As more Californians gain access to health insurance, however, it is important for consumers to understand how to use their newly acquired insurance.
A 2013 study by the Journal of Health Economics found that many consumers don’t fully understand the details of their health insurance plan. Of those consumers surveyed in the study, only 14 percent were able to explain the differences between basic insurance concepts such as deductibles and co-pays.
One way consumers can get a better handle on their health insurance policy is by understanding the different types of cost associated with their plan. There are typically four different types of cost included in a health insurance plan: Premiums, co-pays, co-insurance and deductibles. It’s important to factor in all of these different types of costs when picking a plan and using it.
Now, let’s review what some of these terms mean.
A health insurance premium is the amount of money a person pays periodically – usually monthly – to buy an insurance plan. In order to keep your health insurance, you must continue paying this amount for your entire benefit year.
A co-pay or co-insurance is separate from what you pay for your premium. These terms refer to the amount you have to pay out of your own pocket every time you go to the doctor or receive a service. A co-pay is a fixed amount that you pay for a service. For example, the $20 you pay every time you see your doctor would be a type of co-pay. Co-insurance refers to the percentage of the cost of a service that you are responsible for paying. Some plans charge either co-pays or co-insurance, while others may include a combination of the two.

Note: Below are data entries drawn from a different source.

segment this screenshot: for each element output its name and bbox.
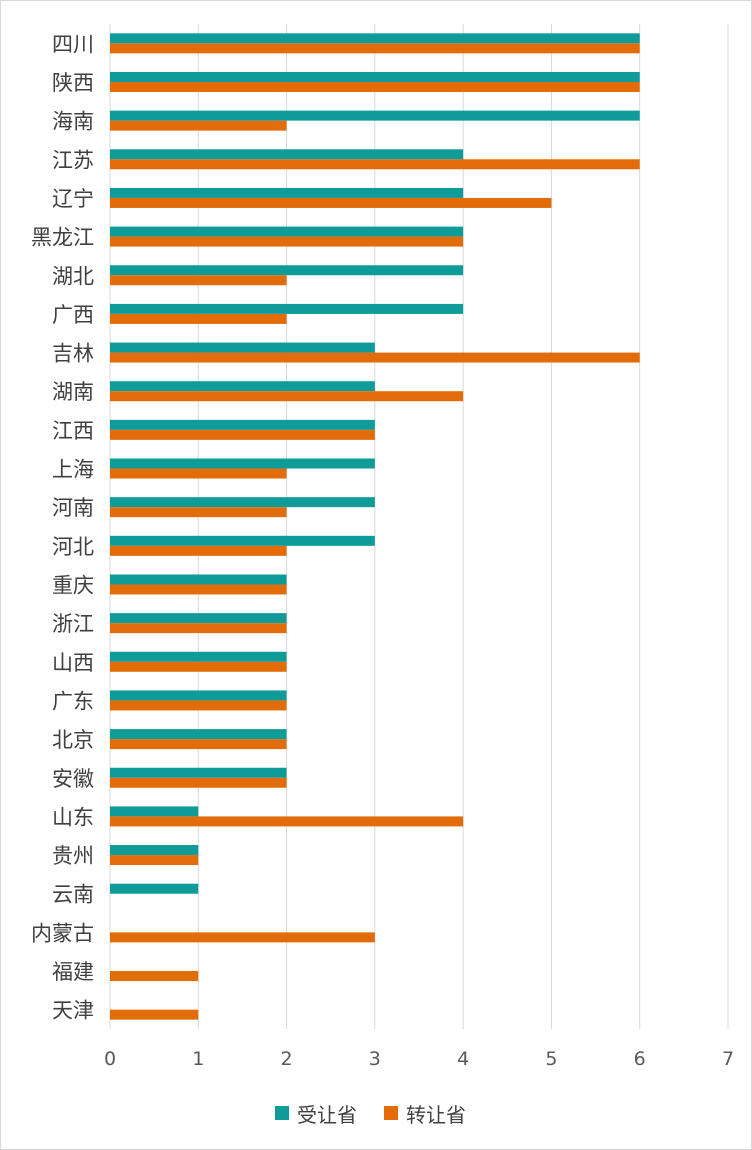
- bar-series-1: [110, 33, 640, 44]
- category-label: 江苏: [52, 148, 94, 172]
- category-label: 贵州: [52, 844, 94, 868]
- category-label: 湖北: [52, 264, 94, 288]
- bar-series-2: [110, 391, 464, 402]
- category-label: 陕西: [52, 71, 94, 95]
- x-tick-label: 2: [281, 1048, 293, 1070]
- bar-series-1: [110, 729, 287, 740]
- category-label: 海南: [52, 110, 94, 134]
- bar-series-2: [110, 584, 287, 595]
- category-labels: 四川陕西海南江苏辽宁黑龙江湖北广西吉林湖南江西上海河南河北重庆浙江山西广东北京安…: [31, 32, 94, 1022]
- bar-series-1: [110, 535, 375, 546]
- bar-series-1: [110, 265, 464, 276]
- x-axis-tick-labels: 0 1 2 3 4 5 6 7: [104, 1048, 734, 1070]
- bar-series-2: [110, 43, 640, 54]
- bar-series-2: [110, 816, 464, 827]
- x-tick-label: 3: [369, 1048, 381, 1070]
- bar-series-1: [110, 574, 287, 585]
- legend-item-1: 受让省: [275, 1103, 357, 1127]
- x-tick-label: 0: [104, 1048, 116, 1070]
- legend: 受让省 转让省: [275, 1103, 466, 1127]
- category-label: 上海: [52, 458, 94, 482]
- category-label: 云南: [52, 883, 94, 907]
- bar-series-1: [110, 303, 464, 314]
- bar-series-2: [110, 739, 287, 750]
- legend-swatch: [275, 1106, 289, 1120]
- bar-series-1: [110, 613, 287, 624]
- category-label: 四川: [52, 32, 94, 56]
- bar-series-1: [110, 845, 199, 856]
- bar-series-2: [110, 623, 287, 634]
- bar-series-2: [110, 236, 464, 247]
- category-label: 山东: [52, 805, 94, 829]
- bar-series-1: [110, 187, 464, 198]
- bar-series-1: [110, 110, 640, 121]
- bar-series-2: [110, 468, 287, 479]
- bar-series-2: [110, 545, 287, 556]
- category-label: 黑龙江: [31, 226, 94, 250]
- x-tick-label: 7: [722, 1048, 734, 1070]
- category-label: 内蒙古: [31, 921, 94, 945]
- bar-series-1: [110, 806, 199, 817]
- bar-series-2: [110, 275, 287, 286]
- category-label: 天津: [52, 999, 94, 1023]
- category-label: 广西: [52, 303, 94, 327]
- gridlines: [109, 24, 729, 1029]
- legend-label: 受让省: [297, 1103, 357, 1127]
- bar-series-2: [110, 429, 375, 440]
- category-label: 辽宁: [52, 187, 94, 211]
- bar-series-1: [110, 497, 375, 508]
- bar-series-2: [110, 661, 287, 672]
- category-label: 福建: [52, 960, 94, 984]
- bar-series-1: [110, 458, 375, 469]
- bar-series-2: [110, 197, 552, 208]
- bar-series-2: [110, 932, 375, 943]
- category-label: 河南: [52, 496, 94, 520]
- bar-series-1: [110, 419, 375, 430]
- category-label: 广东: [52, 689, 94, 713]
- bar-series-1: [110, 71, 640, 82]
- category-label: 安徽: [52, 767, 94, 791]
- category-label: 浙江: [52, 612, 94, 636]
- category-label: 北京: [52, 728, 94, 752]
- legend-swatch: [384, 1106, 398, 1120]
- bar-series-1: [110, 690, 287, 701]
- bar-series-2: [110, 352, 640, 363]
- x-tick-label: 4: [457, 1048, 469, 1070]
- bar-series-2: [110, 777, 287, 788]
- bar-series-1: [110, 381, 375, 392]
- bar-series-1: [110, 226, 464, 237]
- legend-label: 转让省: [406, 1103, 466, 1127]
- bar-series-2: [110, 507, 287, 518]
- category-label: 湖南: [52, 380, 94, 404]
- category-label: 江西: [52, 419, 94, 443]
- bar-series-2: [110, 1009, 199, 1020]
- bar-series-2: [110, 120, 287, 131]
- bar-series-1: [110, 342, 375, 353]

A final type of cost that is important to understand is a deductible. A deductible is the amount a consumer must pay each year before their health insurance will start paying for a portion of their health care costs. For example, if you purchased a plan with a $500 deductible, this means that you will have to pay $500 out of your own pocket in addition to your monthly premium before your health insurance will start paying for you. Before you meet that deductible, you will be responsible for paying the full cost of any services you receive. Co-pays and co-insurance costs will come into effect after you have reached the deductible in the plan you have chosen.
Thankfully, most plans are now required to have an out-of-pocket maximum. This means that there is a limit on how much you are expected to pay out-of-pocket through deductibles, co-pays and co-insurance during the policy year before your insurance will cover 100 percent of your health care costs. Most health plans are also required to cover preventative services and screenings, such as mammograms and pap smears at no cost to you.
While many of these costs may seem overwhelming, especially if you’ve never had health insurance, it’s important to remember that having health insurance can not only protect your health but can also protect you financially in the event of an emergency or unforeseen medical circumstance. Ultimately, this will enable you to take the preventative measures necessary to protect your health today and ensure a healthy future for tomorrow.
Morgan Westfall is a Project Coordinator for the Community Clinic Consortium, which is a partner of the Solano Coalition for Better Health.